Why did your sister feel the need to say anything to you? She's the one at fault - she could easily have changed the subject if she didn't want to lie to you about what she'd presumably been told in confidence. Is she jealous of your friendship and want the friend for herself? hmm

Lweji Mon 10-Jul-17 09:18:04

Also, you're already assuming you won't get a thank you message.
Too much drama.
Find yourself something more interesting to think about.

pictish Mon 10-Jul-17 09:25:54

Yabu - you 'confronted' her about her 'lies' did you? Fucking hell.
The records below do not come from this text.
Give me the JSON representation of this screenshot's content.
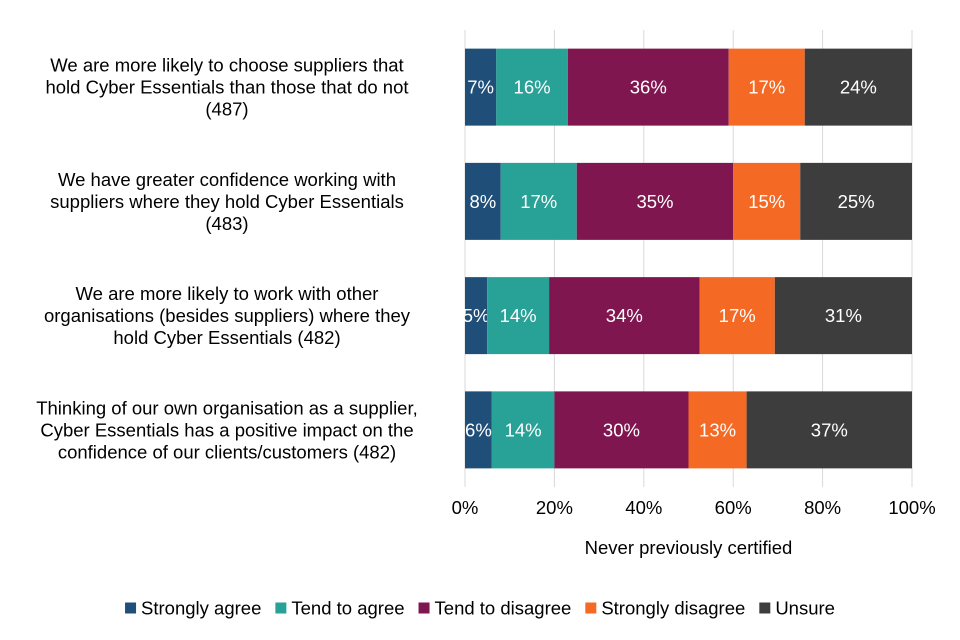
{
  "chart_data": {
    "type": "bar",
    "orientation": "horizontal",
    "stacked": true,
    "percent": true,
    "categories": [
      [
        "We are more likely to choose suppliers that",
        "hold Cyber Essentials than those that do not",
        "(487)"
      ],
      [
        "We have greater confidence working with",
        "suppliers where they hold Cyber Essentials",
        "(483)"
      ],
      [
        "We are more likely to work with other",
        "organisations (besides suppliers) where they",
        "hold Cyber Essentials (482)"
      ],
      [
        "Thinking of our own organisation as a supplier,",
        "Cyber Essentials has a positive impact on the",
        "confidence of our clients/customers (482)"
      ]
    ],
    "series": [
      {
        "name": "Strongly agree",
        "color": "#1f4e79",
        "values": [
          7,
          8,
          5,
          6
        ],
        "labels": [
          "7%",
          "8%",
          "5%",
          "6%"
        ]
      },
      {
        "name": "Tend to agree",
        "color": "#28a197",
        "values": [
          16,
          17,
          14,
          14
        ],
        "labels": [
          "16%",
          "17%",
          "14%",
          "14%"
        ]
      },
      {
        "name": "Tend to disagree",
        "color": "#801650",
        "values": [
          36,
          35,
          34,
          30
        ],
        "labels": [
          "36%",
          "35%",
          "34%",
          "30%"
        ]
      },
      {
        "name": "Strongly disagree",
        "color": "#f46a25",
        "values": [
          17,
          15,
          17,
          13
        ],
        "labels": [
          "17%",
          "15%",
          "17%",
          "13%"
        ]
      },
      {
        "name": "Unsure",
        "color": "#3d3d3d",
        "values": [
          24,
          25,
          31,
          37
        ],
        "labels": [
          "24%",
          "25%",
          "31%",
          "37%"
        ]
      }
    ],
    "xlabel": "Never previously certified",
    "ylabel": "",
    "xlim": [
      0,
      100
    ],
    "xticks": [
      "0%",
      "20%",
      "40%",
      "60%",
      "80%",
      "100%"
    ],
    "grid": true,
    "legend": "bottom"
  }
}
Who says, "Sorry...Martin isn't here because he doesn't like your husband."? No one. Ever.

It was a polite, socially acceptable lie about something that your friend isn't responsible for, didn't want to tell the truth about for obvious reasons and shouldn't be confronted over. Jesus.

Calm yourself down to a frenzy.

Bluntness100 Mon 10-Jul-17 09:29:48

You confronted her about lying??? Who does that, it's clear she was being diplomatic and trying to save your feelings. And now you want to cut her out completely.

Honestly, what's wrong with you?

MissBax Mon 10-Jul-17 09:33:04

Just going to echo the same as other PP. You invited her somewhere, she came. You're actually angry that her fella didn't show? She cant control him!

snowdancer Mon 10-Jul-17 09:34:50

Her DH doesn't like your DH. It happens.

Maybe she made an excuse to be diplomatic. Maybe her DH pulls this stunt a lot? Perhaps she lied because she doesn't want to fall out or she fears confrontation.
She came to the event with her children, so she did make the effort for you.

At least it's out in the open, you know what the deal is - now decide how you can continue your friendship with her.